En Georgia, el plazo general para presentar una demanda por negligencia médica es de dos años a partir de la fecha en que ocurrió la lesión o se descubrió, según el Código Oficial Anotado de Georgia (O.C.G.A.) Sección 9-3-71. Hay algunas excepciones, como en el caso de objetos extraños dejados dentro del cuerpo, pero es important actuar con prontitud.

¿Qué tipo de evidencia necesito para probar un error de anestesia?

Para probar un error de anestesia, necesitarás los registros médicos completos, incluyendo los registros anestésicos detallados, notas de enfermería, resultados de pruebas de laboratorio e imágenes. Además, es fundamental obtener el testimonio de un perito médico calificado que pueda revisar el caso y testificar que el anestesiólogo se desvió del estándar de cuidado.

¿Qué significa el “estándar de cuidado” en casos de negligencia médica?

El “estándar de cuidado” se refiere al nivel de habilidad y cuidado que un profesional médico razonablemente prudente y competente, en la misma especialidad y en circunstancias similares, habría ejercido.
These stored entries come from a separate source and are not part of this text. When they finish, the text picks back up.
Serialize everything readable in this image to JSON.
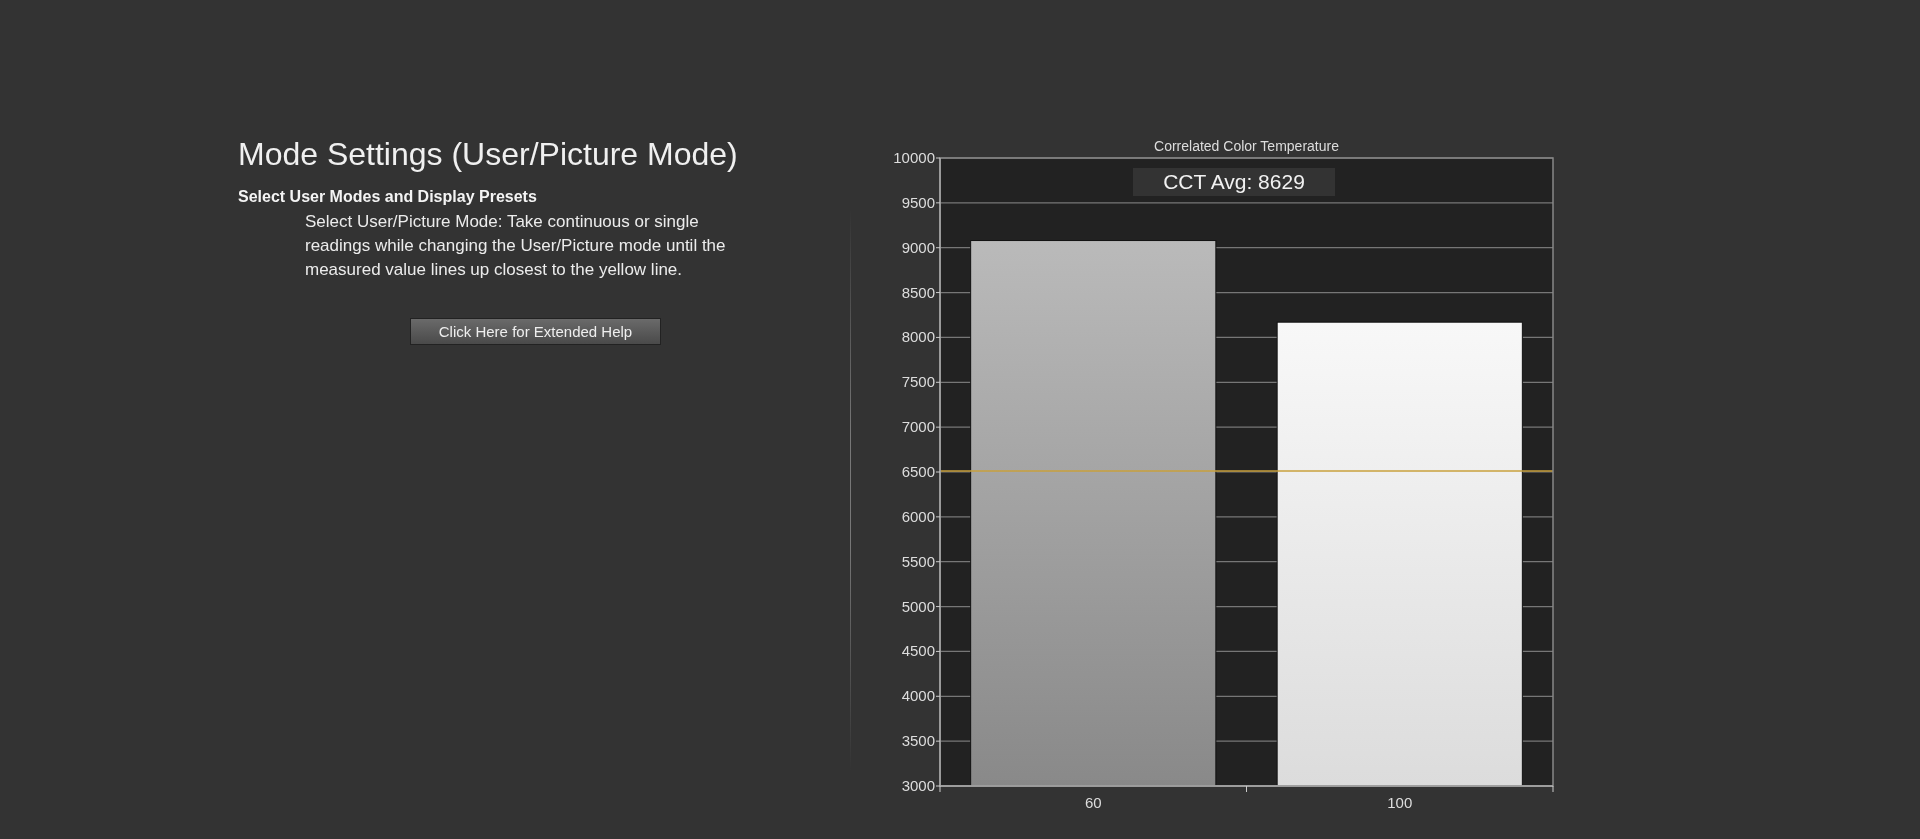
{
  "heading": "Mode Settings (User/Picture Mode)",
  "subheading": "Select User Modes and Display Presets",
  "description": "Select User/Picture Mode: Take continuous or single readings while changing the User/Picture mode until the measured value lines up closest to the yellow line.",
  "help_button": "Click Here for Extended Help",
  "chart_data": {
    "type": "bar",
    "title": "Correlated Color Temperature",
    "categories": [
      "60",
      "100"
    ],
    "values": [
      9080,
      8170
    ],
    "grid": true,
    "ref_lines": [
      {
        "axis": "y",
        "value": 6510,
        "color": "#c8a03c"
      }
    ],
    "ylim": [
      3000,
      10000
    ],
    "yticks": [
      3000,
      3500,
      4000,
      4500,
      5000,
      5500,
      6000,
      6500,
      7000,
      7500,
      8000,
      8500,
      9000,
      9500,
      10000
    ],
    "annotations": [
      {
        "text": "CCT Avg: 8629"
      }
    ]
  }
}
Si un anestesiólogo no cumple con este estándar y causa una lesión, puede considerarse negligencia.

¿Puedo demandar al hospital si el anestesiólogo cometió un error?

Sí, en algunos casos, se puede demandar al hospital. Esto depende de si el anestesiólogo era un empleado del hospital o un contratista independiente. Si el anestesiólogo era un empleado, el hospital podría ser responsable bajo la doctrina de “responsabilidad vicaria”. También podría haber un caso contra el hospital si hubo negligencia institucional, como la falta de personal adecuado o equipos defectuosos.

¿Cuánto cuesta contratar a un abogado para un caso de negligencia anestésica?

La mayoría de los abogados especializados en negligencia médica trabajan con una base de honorarios de contingencia. Esto significa que no pagas honorarios legales por adelantado. El abogado solo cobra si gana tu caso, ya sea a través de un acuerdo o un veredicto judicial. Los honorarios suelen ser un porcentaje del monto recuperado.